Les mots frappent. Les phrases cognent. Les pages se transforment en rings de boxe. Amélie Cordonnier nous livre le combat d’une femme confrontée à la violence conjugale. Époustouflant de justesse, de puissance évocatrice.

Elle pensait le passé derrière elle. Aurélien avait changé, s’était apaisé, s’impliquait à la maison, s’occupait des enfants, faisait d’elle sa priorité, attentif, aimant. Même sa façon de lui parler avait totalement changé : plus d’insultes, de mépris, de colères intempestives, de mots qui vous font l’effet d’un uppercut en plein cœur. Non, l’Aurélien violent n’était plus. Et de se féliciter de n’avoir finalement pas rompu il y a sept ans, de lui avoir donné une deuxième chance.

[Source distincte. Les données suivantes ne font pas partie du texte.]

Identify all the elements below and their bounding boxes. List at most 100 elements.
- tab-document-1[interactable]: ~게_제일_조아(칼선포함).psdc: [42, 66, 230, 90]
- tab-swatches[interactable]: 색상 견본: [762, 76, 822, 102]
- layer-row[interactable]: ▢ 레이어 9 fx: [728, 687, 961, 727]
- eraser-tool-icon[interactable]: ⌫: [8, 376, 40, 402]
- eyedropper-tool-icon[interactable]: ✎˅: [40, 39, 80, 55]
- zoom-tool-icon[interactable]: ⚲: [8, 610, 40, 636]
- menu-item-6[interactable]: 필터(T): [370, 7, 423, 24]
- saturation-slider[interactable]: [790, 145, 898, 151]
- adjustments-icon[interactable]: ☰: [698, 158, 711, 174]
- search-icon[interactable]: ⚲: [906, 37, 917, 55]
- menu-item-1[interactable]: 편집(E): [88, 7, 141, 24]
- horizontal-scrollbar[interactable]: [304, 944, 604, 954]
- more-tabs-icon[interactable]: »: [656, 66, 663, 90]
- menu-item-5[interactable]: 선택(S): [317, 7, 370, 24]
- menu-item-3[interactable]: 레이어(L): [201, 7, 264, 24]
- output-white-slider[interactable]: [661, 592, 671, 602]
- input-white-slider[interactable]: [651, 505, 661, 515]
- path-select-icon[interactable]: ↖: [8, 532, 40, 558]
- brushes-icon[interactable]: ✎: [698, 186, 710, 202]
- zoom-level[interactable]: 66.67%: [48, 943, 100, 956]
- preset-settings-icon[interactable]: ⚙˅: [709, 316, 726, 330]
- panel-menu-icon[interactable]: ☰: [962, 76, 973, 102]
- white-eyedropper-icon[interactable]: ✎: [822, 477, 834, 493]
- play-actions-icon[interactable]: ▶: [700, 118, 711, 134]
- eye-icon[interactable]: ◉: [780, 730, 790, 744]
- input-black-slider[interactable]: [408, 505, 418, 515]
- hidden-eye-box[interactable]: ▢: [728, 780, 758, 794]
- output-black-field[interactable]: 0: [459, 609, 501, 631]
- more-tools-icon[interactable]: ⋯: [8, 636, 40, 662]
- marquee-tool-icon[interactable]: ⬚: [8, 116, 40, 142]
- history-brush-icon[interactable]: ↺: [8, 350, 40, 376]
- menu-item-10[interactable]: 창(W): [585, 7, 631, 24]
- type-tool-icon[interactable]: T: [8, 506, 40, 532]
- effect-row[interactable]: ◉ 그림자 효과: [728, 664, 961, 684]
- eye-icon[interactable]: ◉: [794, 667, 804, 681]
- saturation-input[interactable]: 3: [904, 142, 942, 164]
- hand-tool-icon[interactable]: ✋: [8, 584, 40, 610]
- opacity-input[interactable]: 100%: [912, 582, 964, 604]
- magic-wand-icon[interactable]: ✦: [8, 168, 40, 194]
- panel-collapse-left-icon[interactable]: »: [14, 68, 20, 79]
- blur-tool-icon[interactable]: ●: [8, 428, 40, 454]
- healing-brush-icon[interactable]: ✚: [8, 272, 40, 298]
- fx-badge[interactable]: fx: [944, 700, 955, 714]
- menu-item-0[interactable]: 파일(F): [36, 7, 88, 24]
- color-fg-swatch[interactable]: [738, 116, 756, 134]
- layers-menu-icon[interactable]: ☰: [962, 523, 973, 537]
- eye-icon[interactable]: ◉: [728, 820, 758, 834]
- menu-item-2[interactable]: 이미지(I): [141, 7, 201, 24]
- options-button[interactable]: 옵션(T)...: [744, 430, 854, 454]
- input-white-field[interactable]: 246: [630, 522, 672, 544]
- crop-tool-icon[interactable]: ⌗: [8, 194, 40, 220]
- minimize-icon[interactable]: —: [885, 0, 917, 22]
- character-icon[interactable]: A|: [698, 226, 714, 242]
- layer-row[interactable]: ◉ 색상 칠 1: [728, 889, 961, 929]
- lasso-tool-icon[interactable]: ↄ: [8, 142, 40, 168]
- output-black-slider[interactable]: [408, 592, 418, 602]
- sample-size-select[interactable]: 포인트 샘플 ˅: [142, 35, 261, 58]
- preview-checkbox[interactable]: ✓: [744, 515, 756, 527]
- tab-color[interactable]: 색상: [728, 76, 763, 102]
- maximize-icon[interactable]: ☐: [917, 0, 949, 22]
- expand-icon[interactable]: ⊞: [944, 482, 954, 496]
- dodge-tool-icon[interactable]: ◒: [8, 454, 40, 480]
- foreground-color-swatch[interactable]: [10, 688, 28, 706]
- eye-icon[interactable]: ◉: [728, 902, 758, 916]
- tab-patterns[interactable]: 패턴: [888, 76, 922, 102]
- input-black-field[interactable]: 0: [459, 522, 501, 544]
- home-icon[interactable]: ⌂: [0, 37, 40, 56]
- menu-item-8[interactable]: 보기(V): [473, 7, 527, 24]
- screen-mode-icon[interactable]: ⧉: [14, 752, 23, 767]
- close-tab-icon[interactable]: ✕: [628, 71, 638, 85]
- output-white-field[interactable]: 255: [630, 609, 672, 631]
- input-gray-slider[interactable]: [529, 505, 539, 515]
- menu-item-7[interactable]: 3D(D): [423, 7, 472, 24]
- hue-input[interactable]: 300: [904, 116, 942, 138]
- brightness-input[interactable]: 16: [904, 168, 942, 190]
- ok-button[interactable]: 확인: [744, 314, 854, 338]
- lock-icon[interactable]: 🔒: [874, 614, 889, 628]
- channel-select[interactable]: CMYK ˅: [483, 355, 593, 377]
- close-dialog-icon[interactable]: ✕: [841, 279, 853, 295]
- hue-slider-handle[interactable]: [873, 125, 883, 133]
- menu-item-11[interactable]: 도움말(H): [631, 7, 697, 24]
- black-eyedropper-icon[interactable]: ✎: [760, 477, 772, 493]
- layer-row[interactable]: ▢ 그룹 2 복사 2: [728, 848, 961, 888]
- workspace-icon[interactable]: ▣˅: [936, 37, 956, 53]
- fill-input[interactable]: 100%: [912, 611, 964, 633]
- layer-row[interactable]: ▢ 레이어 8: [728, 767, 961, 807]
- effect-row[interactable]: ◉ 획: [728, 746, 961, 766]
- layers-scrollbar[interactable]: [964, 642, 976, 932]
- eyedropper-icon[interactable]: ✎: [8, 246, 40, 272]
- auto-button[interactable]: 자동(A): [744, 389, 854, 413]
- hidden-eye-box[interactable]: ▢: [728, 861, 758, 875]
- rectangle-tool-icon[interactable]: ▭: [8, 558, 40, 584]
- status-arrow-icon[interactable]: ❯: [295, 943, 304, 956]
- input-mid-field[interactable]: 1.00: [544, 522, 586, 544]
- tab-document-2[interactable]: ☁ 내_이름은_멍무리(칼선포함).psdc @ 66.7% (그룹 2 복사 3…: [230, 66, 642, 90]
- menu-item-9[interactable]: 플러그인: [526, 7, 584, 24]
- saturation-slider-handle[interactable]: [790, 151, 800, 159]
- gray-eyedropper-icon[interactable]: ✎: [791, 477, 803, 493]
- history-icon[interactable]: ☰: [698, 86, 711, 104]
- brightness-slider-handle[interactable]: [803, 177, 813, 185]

« Tu ignorais qu’on ne réussit jamais à se dépêtrer de la violence. Tu ne savais pas qu’elle peut se mettre en veilleuse, en sourdine, se planquer dans un coin de la maison, rester tapie dans l’ombre, sous le paillasson pour mieux ressurgir le moment venu, et nous sauter dessus quand on s’y attend le moins. »

C’est donc un coup terrible qu’Aurélien lui porte quand sa violence sort de sa léthargie. « Ferme ta gueule une bonne fois pour toute connasse, si tu ne veux pas que je la réduise en miettes ». Elle reste KO. Sonnée. Une humiliation d’autant plus grande qu’il a porté le coup devant les enfants. Une douleur d’autant plus forte, que sa violence affecte aussi les enfants.

Dans quelques jours, le 3 janvier, elle aura 40 ans. Dans sa tête, elle se donne jusqu’à cette date pour trancher : partir ou rester.

Ce premier roman d’Amélie Cordonnier est d’une furieuse justesse. Il transforme le lecteur en spectateur d’un combat dans lequel les armes sont des mots. Des mots qui pulvérisent toute confiance en soi, toute estime de soi, toute gaieté. On comprend alors la difficulté de ces femmes à quitter leur conjoint violent. Car il n’est pas que violent, alterne avec des phases de grande douceur, de prévenance, d’amour tendre. Or le quitter, c’est aussi renoncer à ces merveilleux moments, à l’autre face de l’homme, la face lumineuse. A ce titre, ce roman n’est pas un énième roman sur la violence conjugale. Il a le mérite de répondre à la question si souvent posée à ces femmes : « Pourquoi tu restes ? » Un vrai coup de cœur.